Noyb a également accusé Google, la maison mère de YouTube, de faire traîner délibérément la procédure en insistant pour que l'affaire relève de la Commission irlandaise de protection des données (le siège européen de Google étant à Dublin). Cette tactique illustre un problème plus vaste au sein de l'UE : lorsque plusieurs autorités nationales de régulation sont impliquées, les affaires s'enlisent souvent dans des litiges interminables.

Pas d'amende – mais pourquoi ?

Un rebondissement surprenant : la décision autrichienne n’a pas infligé d’amende à YouTube. C’est inhabituel, car d’autres entreprises ont écopé d’amendes de plusieurs millions d’euros pour des infractions similaires au RGPD.

Les critiques affirment que, sans sanctions financières, le système perd son « effet dissuasif ». Si les multinationales savent qu'elles peuvent retarder les poursuites pendant des années et éviter les amendes, les droits des usagers risquent de devenir purement symboliques.

Nouvelles règles de l'UE : véritable solution ou simple palliatif ?

En 2025, le Parlement européen et le Conseil ont adopté de nouvelles règles visant à accélérer le traitement des litiges transfrontaliers relatifs au RGPD. L'objectif est d'empêcher les entreprises d'exploiter les lacunes des autorités nationales.

Mais Noyb n'est pas convaincu.

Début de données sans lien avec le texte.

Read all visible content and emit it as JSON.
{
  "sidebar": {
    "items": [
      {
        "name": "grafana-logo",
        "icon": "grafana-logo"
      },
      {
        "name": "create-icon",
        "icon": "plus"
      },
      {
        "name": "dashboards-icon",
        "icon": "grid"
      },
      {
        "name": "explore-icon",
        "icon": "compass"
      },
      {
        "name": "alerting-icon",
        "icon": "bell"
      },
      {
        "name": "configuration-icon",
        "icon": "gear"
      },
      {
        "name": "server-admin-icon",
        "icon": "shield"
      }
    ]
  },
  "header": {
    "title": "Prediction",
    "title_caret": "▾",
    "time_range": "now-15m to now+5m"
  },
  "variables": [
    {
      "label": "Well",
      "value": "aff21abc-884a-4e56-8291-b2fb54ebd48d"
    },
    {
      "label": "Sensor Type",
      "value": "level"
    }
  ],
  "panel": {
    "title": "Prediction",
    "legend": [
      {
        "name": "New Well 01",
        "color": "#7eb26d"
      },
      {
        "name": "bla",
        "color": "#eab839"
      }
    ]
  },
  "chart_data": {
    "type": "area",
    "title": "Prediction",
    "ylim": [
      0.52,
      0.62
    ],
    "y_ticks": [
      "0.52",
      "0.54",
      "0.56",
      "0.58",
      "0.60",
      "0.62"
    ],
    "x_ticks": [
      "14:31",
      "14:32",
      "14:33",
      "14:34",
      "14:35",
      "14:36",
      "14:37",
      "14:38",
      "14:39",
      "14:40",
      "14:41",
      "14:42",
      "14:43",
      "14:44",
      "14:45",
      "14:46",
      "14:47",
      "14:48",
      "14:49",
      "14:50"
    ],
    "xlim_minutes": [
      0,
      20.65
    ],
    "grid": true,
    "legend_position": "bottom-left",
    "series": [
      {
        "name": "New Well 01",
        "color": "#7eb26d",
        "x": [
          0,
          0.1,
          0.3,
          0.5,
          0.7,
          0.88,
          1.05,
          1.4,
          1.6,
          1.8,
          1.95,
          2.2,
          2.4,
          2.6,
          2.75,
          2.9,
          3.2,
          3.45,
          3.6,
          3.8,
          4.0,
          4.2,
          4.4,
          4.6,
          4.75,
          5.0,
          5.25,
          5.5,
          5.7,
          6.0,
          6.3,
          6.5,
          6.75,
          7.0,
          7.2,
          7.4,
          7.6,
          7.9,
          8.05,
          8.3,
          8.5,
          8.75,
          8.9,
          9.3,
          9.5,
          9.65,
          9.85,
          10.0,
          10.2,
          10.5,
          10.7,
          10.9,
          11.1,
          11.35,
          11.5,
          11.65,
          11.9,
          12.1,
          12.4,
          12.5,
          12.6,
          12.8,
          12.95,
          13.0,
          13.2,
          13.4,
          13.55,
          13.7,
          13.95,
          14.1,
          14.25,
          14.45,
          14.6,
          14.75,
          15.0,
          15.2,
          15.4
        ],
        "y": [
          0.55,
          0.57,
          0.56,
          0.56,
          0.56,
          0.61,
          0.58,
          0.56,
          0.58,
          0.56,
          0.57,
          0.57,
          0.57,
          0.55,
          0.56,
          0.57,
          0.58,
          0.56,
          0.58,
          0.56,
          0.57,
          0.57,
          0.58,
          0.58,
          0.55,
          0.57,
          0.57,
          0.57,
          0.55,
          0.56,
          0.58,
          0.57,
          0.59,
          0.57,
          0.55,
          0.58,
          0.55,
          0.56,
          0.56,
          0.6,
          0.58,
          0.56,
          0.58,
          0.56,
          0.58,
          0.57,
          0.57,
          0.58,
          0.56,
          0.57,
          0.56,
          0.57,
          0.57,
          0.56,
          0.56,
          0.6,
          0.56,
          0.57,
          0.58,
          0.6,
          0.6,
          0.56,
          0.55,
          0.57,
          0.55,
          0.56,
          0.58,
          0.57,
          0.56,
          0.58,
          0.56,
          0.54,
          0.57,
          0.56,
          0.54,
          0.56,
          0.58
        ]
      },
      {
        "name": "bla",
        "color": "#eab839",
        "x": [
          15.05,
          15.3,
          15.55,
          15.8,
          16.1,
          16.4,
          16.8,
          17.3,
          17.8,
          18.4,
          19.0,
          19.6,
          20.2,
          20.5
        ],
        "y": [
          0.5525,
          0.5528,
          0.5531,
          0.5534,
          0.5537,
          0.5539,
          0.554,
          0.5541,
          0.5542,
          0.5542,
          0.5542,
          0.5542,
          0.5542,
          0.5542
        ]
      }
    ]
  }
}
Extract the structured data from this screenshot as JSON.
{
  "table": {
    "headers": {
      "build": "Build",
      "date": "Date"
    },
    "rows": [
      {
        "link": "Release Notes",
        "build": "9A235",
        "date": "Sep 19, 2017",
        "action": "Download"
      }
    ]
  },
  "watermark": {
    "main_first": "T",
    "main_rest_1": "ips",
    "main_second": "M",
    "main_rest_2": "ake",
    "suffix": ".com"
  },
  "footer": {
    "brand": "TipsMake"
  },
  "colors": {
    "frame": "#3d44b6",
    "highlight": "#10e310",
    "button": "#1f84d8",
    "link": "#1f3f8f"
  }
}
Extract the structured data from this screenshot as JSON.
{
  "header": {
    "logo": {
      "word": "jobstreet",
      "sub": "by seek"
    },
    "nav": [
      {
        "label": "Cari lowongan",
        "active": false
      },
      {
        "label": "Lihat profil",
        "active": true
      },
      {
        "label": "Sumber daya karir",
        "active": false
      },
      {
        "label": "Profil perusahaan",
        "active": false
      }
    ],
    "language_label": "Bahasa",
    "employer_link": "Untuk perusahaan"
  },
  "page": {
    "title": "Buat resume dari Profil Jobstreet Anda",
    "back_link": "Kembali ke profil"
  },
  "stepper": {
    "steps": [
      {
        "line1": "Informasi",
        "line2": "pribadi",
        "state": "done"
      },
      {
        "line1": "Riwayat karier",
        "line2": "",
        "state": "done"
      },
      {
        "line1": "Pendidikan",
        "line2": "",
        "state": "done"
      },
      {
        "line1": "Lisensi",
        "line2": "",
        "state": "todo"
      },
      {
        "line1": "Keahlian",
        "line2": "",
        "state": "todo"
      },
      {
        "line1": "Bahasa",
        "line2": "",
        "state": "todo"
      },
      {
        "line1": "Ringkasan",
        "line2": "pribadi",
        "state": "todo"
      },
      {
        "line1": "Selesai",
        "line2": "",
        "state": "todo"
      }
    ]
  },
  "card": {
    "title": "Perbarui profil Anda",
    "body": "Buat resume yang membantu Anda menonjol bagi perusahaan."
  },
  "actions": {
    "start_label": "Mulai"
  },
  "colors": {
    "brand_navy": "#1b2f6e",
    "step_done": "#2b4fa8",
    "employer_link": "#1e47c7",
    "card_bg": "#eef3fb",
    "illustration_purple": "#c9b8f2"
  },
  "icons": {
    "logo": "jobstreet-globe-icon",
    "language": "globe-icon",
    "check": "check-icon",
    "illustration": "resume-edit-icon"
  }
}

Selon l'organisation, les réformes ne règlent pas le problème de fond : le déséquilibre entre les citoyens et les géants du numérique dotés d'importantes équipes juridiques. À moins que l'application de la loi ne soit plus rapide et plus rigoureuse, le droit d'accès à ses données risque de rester un « droit formel sans réelle portée ».

L’accès aux données : un droit fondamental ou une illusion ?

La décision autrichienne soulève une question plus profonde : le droit d’accéder à ses données personnelles est-il réellement garanti, ou n’est-ce qu’une illusion ?

En théorie, ce droit est fondamental au RGPD. Il ne se limite pas à vous permettre de consulter les informations que les entreprises détiennent sur vous ; il vous ouvre également d’autres droits, comme celui de rectifier, de supprimer ou de limiter l’utilisation de vos données. Sans accès à ces données, ces autres droits sont dénués de sens.

Mais si les affaires s'éternisent pendant des années et que les autorités de réglementation évitent d'imposer des amendes, les citoyens risquent de se sentir impuissants face à des plateformes de portée mondiale et aux ressources illimitées.

Pourquoi est-ce important pour vous ?

L'affaire YouTube en Autriche n'est pas un cas isolé ; elle s'inscrit dans une tendance bien plus vaste. Même les lois les plus strictes, comme le RGPD, ne protègent pas les droits des citoyens si leur application est lente et les sanctions insuffisantes.

L'accès à vos données personnelles n'est pas qu'une simple formule juridique. C'est le fondement même de la protection de la vie privée numérique en Europe. Et si ce fondement est fragilisé, la confiance que les citoyens européens — notamment les jeunes qui grandissent avec Internet — peuvent avoir dans le système censé les protéger s'en trouve également ébranlée.